De cara, Weintraub nem tentou corrigir Bolsonaro que o chamou de “doutor”; ele não possui essa titulação acadêmica. Considero bastante duvidosa a retidão moral de pessoas que aceitam títulos que não possuem, como doutor, coronel ou qualquer outro. Via de regra, revelam um apreço maior à bajulação ou egolatria do que à verdade. Um ministro da educação trocar Kafka por “Kafta”, asseclas por “acepipes” e impressionante por “imprecionante”, para ficar nesses exemplos, já seria péssimo. Isso, porém, nem é o pior de sua personalidade. Seguindo a cartilha bolsonarista, produziu ataques de natureza xenofóbicas à China, zombando do sotaque, e apologia à teoria conspiratória de dominação mundial chinesa. Na famosa reunião ministerial que foi gravada e tornada pública, sem respeito algum pela liturgia, disse que por ele botaria os ministros vagabundos do Supremo na cadeia. Era contumaz em atacar os povos indígenas e tentou mesmo lhes retirar direitos, somente não conseguindo por forças alheias à sua vontade. Embora na condição de ministro da educação, que deveria ser defensor e aprimorador dos estabelecimentos públicos de ensino, não hesitou em reduzir as universidades federais, algumas com nível de excelência atestado por organismos internacionais, ao papel de produtoras de entorpecentes. Após tanta barbaridade, Bolsonaro viu-se na obrigação de defenestrá-lo do governo, não sem antes conseguir-lhe uma promoção para um cargo de salário muitas vezes maior do que o de ministro. Aliás, comportamento usual do presidente em relação aos seus simpatizantes quando é obrigado a afastá-los, como se vê agora com Pazuello.

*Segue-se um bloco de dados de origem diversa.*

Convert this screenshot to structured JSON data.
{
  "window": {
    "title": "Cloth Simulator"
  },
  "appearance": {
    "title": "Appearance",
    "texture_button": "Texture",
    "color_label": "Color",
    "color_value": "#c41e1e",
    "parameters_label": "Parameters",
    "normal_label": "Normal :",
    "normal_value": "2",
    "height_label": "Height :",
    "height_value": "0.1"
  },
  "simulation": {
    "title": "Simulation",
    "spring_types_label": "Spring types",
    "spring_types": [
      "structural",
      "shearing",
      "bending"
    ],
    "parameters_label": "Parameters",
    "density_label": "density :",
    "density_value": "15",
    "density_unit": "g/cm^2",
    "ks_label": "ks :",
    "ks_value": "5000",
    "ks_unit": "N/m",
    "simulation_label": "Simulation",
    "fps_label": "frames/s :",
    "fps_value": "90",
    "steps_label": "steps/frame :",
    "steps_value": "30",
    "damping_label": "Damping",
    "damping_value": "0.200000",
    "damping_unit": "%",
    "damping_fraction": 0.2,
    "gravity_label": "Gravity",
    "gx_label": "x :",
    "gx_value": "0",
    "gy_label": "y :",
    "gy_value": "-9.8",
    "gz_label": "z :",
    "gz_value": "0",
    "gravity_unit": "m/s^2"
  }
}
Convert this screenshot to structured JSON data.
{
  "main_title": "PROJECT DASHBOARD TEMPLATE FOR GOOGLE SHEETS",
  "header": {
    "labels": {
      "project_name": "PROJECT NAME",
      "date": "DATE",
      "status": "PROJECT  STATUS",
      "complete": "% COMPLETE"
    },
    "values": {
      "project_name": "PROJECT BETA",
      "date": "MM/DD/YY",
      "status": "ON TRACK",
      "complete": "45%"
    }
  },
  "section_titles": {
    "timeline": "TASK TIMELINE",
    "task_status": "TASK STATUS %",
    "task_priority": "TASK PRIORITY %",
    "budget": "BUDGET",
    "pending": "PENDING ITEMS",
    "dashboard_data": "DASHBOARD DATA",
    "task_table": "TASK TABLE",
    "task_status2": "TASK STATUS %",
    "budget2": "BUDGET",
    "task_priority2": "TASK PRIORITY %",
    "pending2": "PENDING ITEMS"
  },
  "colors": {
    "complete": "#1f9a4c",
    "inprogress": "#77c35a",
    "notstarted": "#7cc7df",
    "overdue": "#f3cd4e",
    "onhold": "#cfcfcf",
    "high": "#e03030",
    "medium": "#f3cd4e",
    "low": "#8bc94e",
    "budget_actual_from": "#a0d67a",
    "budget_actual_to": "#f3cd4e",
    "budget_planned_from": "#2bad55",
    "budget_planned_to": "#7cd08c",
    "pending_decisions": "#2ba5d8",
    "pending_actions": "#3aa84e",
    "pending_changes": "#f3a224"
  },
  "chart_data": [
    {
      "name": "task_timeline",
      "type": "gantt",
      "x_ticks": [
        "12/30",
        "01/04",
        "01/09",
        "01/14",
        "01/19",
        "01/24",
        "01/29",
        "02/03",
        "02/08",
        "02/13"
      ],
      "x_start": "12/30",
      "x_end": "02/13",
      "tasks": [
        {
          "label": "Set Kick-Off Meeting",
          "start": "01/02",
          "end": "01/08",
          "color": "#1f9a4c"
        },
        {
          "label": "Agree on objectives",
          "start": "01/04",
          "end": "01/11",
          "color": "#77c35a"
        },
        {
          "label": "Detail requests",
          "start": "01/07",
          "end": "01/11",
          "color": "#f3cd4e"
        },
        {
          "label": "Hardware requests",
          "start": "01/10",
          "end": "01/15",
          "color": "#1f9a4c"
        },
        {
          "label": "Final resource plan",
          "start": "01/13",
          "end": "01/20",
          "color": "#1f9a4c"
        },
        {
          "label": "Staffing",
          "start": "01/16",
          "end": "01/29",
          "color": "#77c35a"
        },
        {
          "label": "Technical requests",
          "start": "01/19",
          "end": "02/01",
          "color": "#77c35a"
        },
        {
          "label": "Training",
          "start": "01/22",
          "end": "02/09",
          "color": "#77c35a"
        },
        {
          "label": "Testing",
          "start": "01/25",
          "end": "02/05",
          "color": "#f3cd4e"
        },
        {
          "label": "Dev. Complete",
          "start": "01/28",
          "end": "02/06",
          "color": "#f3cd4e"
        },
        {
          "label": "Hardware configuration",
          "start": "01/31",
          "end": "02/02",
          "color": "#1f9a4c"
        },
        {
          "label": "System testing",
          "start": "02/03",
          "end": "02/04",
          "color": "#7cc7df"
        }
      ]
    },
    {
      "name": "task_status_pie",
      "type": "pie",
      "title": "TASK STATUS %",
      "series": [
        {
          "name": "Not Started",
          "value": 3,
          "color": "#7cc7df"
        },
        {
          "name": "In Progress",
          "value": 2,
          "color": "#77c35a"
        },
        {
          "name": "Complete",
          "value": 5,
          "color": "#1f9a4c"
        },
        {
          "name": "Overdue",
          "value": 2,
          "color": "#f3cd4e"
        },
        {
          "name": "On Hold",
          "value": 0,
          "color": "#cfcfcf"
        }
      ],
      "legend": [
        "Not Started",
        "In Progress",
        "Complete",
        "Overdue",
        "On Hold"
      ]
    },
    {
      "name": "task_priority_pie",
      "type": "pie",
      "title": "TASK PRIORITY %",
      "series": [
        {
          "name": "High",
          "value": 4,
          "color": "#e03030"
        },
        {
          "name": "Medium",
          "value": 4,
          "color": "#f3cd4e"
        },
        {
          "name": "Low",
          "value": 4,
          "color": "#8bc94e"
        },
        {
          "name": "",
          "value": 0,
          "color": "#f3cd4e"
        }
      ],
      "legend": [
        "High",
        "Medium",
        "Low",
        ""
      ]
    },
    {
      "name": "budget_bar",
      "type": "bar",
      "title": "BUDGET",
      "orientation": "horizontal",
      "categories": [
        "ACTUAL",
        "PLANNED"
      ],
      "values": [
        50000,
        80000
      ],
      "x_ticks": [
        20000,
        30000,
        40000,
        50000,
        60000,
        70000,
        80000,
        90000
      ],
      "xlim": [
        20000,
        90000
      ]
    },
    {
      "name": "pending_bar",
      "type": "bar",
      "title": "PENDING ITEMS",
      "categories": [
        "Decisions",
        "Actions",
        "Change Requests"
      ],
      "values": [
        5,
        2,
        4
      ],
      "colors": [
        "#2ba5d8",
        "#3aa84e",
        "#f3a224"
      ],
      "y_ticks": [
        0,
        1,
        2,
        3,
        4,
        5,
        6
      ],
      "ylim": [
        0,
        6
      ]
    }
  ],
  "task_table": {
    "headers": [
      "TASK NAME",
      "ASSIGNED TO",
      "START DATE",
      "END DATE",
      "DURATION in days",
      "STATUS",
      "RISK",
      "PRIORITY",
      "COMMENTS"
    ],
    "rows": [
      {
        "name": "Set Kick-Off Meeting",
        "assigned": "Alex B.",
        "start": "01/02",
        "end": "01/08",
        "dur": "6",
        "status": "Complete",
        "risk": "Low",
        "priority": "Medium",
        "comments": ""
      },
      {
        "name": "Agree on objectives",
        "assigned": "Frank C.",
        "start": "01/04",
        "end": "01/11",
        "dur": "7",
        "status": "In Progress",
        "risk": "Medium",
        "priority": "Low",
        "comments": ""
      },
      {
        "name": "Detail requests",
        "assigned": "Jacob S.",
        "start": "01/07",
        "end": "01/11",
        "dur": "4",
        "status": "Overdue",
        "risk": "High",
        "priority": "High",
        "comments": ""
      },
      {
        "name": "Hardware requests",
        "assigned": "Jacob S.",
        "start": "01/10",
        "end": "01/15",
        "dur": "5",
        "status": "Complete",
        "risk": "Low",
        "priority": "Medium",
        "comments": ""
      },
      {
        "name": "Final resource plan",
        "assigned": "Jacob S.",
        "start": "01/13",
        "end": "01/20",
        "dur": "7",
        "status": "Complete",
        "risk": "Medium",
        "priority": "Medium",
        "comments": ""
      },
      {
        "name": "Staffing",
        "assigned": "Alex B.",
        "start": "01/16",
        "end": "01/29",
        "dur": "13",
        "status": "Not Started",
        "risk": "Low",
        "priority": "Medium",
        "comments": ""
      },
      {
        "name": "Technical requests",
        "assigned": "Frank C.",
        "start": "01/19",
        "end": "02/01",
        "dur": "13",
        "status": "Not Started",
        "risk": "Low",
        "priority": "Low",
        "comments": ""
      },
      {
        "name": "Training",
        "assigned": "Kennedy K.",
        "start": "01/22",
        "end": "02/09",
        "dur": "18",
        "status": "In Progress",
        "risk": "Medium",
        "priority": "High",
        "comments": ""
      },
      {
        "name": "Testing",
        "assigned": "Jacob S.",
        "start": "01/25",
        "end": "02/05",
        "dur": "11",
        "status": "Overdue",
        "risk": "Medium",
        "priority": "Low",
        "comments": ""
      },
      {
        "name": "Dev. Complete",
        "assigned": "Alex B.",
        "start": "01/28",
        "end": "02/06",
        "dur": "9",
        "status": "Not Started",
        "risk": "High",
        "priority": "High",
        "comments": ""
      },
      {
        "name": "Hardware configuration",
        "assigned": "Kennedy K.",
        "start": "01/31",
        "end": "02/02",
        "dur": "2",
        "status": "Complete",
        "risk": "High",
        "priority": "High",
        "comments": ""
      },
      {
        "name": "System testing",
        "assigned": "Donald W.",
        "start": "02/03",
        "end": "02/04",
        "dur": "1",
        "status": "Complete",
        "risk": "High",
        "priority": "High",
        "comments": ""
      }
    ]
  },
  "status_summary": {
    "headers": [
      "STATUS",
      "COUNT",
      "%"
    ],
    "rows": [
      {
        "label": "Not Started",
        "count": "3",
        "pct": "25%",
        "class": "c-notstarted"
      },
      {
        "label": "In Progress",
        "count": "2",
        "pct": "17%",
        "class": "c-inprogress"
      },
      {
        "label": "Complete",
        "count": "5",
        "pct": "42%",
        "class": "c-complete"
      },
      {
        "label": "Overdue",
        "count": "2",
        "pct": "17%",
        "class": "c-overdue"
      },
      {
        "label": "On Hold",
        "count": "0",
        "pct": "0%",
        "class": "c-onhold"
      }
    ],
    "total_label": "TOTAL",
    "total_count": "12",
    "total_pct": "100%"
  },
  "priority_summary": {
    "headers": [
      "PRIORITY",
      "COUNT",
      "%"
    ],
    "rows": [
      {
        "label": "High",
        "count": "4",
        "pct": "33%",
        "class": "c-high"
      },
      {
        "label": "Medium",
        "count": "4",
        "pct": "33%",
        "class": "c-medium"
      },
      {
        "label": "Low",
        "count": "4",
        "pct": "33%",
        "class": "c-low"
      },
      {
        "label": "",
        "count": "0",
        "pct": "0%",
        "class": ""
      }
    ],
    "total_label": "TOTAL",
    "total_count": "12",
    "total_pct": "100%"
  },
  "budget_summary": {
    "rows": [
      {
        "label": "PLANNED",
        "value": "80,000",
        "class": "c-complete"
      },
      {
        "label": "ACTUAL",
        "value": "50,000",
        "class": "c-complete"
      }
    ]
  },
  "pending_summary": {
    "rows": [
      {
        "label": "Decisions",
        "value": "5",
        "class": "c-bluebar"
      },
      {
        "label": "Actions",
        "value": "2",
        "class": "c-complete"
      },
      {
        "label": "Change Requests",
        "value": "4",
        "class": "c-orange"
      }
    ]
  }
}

Existe um sem-número de exemplos como os mencionados, mas acho que já fixei o meu ponto. Contudo, mesmo ante tantos elementos definidores da natureza de Bolsonaro e do bolsonarismo, incrivelmente ainda há quem minimize tudo isso, enxergando somente exageros pontuais ou fanfarronices. Trata-se de uma condescendência absolutamente perigosa. Muitos dos que minimizaram a covid morreram da doença; os que sobreviveram tiveram que passar por uma experiência de quase morte para entender a gravidade da epidemia. Infelizmente, ao que parece, tem pessoas que somente são capazes de aprender com a dor, não conseguem ter previsão mínima nem mesmo sobre o que acontecerá um segundo após o último pensamento.

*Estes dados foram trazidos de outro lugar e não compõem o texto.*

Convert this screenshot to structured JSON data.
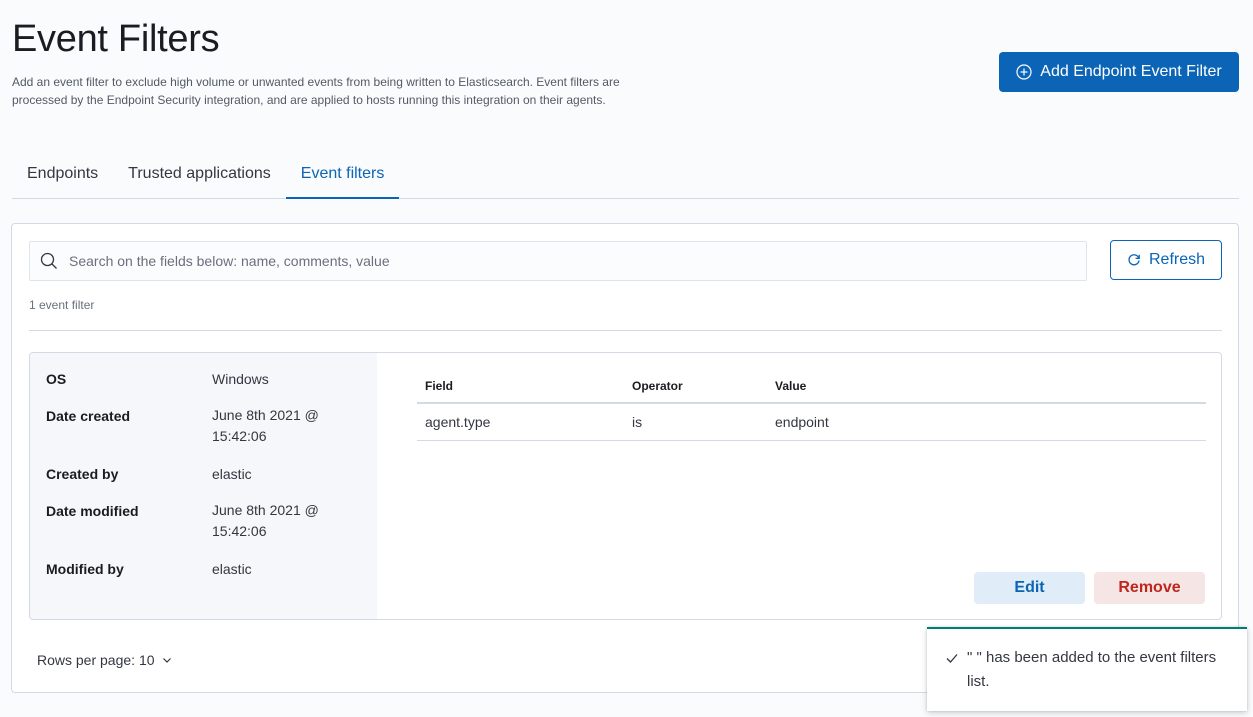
{
  "header": {
    "title": "Event Filters",
    "description": "Add an event filter to exclude high volume or unwanted events from being written to Elasticsearch. Event filters are processed by the Endpoint Security integration, and are applied to hosts running this integration on their agents.",
    "add_button_label": "Add Endpoint Event Filter",
    "add_button_icon": "plus-in-circle-icon"
  },
  "tabs": [
    {
      "label": "Endpoints",
      "active": false
    },
    {
      "label": "Trusted applications",
      "active": false
    },
    {
      "label": "Event filters",
      "active": true
    }
  ],
  "search": {
    "placeholder": "Search on the fields below: name, comments, value",
    "value": ""
  },
  "refresh_label": "Refresh",
  "count_label": "1 event filter",
  "card": {
    "details": [
      {
        "term": "OS",
        "value": "Windows"
      },
      {
        "term": "Date created",
        "value": "June 8th 2021 @ 15:42:06"
      },
      {
        "term": "Created by",
        "value": "elastic"
      },
      {
        "term": "Date modified",
        "value": "June 8th 2021 @ 15:42:06"
      },
      {
        "term": "Modified by",
        "value": "elastic"
      }
    ],
    "criteria": {
      "headers": [
        "Field",
        "Operator",
        "Value"
      ],
      "rows": [
        [
          "agent.type",
          "is",
          "endpoint"
        ]
      ]
    },
    "edit_label": "Edit",
    "remove_label": "Remove"
  },
  "pagination": {
    "rows_per_page_label": "Rows per page: 10"
  },
  "toast": {
    "text": "\" \" has been added to the event filters list."
  },
  "colors": {
    "primary": "#0b64b5",
    "danger": "#bd271e",
    "success_accent": "#017d73"
  }
}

É incrível a quantidade de pessoas que ainda passam pano para as inúmeras demonstrações de que esse governo abriga uma grande quantidade de racistas, machistas, teóricos da conspiração comunista, terraplanistas, anticientificistas, adeptos da desigualdade natural como justificadora da miséria, enfim de todos os pensamentos humanos aprovadores de uma desumanidade que pensávamos extintos há dois séculos. Independentemente do que efetivamente pensa o próprio Bolsonaro (se é que pensa, acho que somente reage), o fato é que a exposição de suas ideias atrai esse tipo de gente, as piores possíveis.

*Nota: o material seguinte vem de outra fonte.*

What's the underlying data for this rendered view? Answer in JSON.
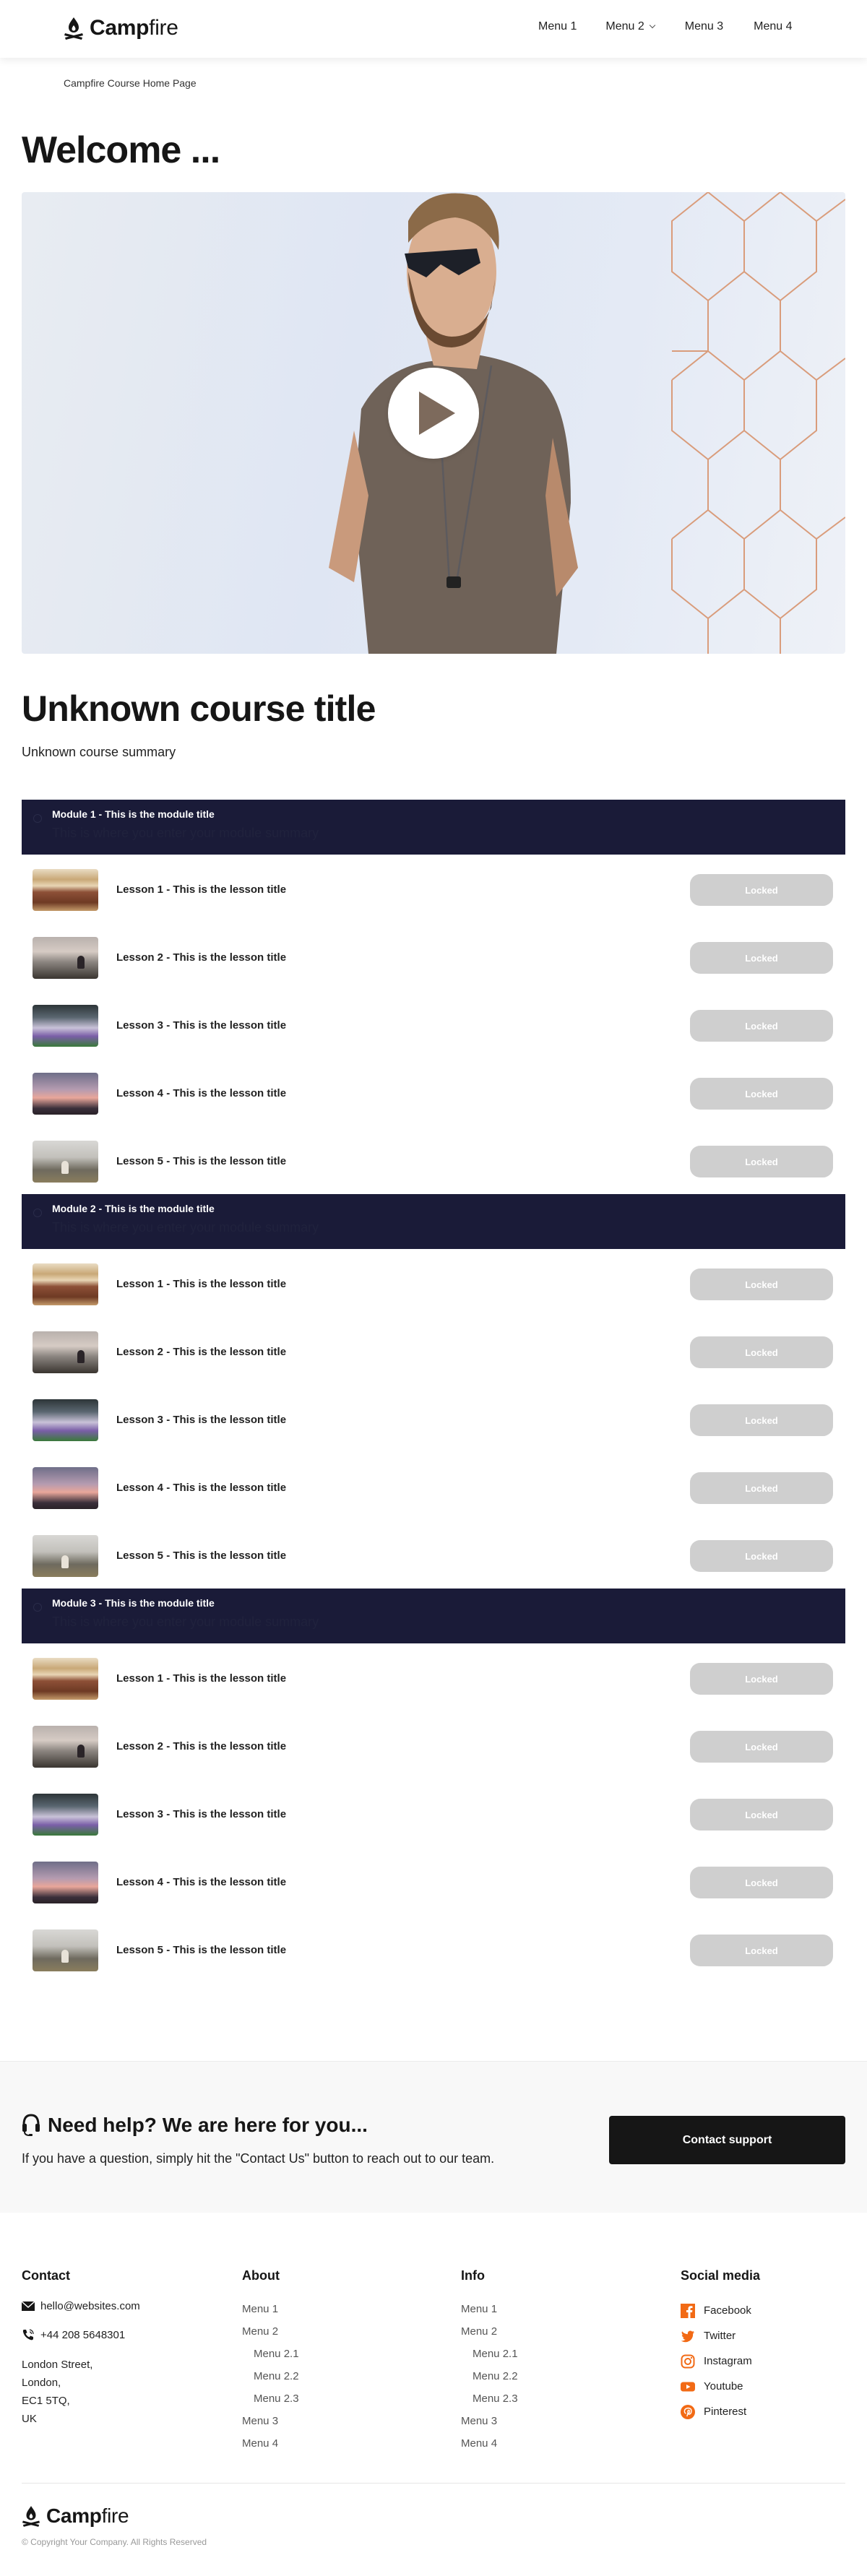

A atração que a monstruosidade sente por Bolsonaro é facilmente explicável: ele é, não somente um porto seguro para os monstros, mas um farol que os guia corretamente pelos caminhos do abominável.

Filipe Martins é somente o último exemplo disso, nada mais. O horror está no poder e enquanto lá permanecer muitos outros virão e não serão somente supremacistas brancos. Os que alimentam o monstro serão devorados por ele.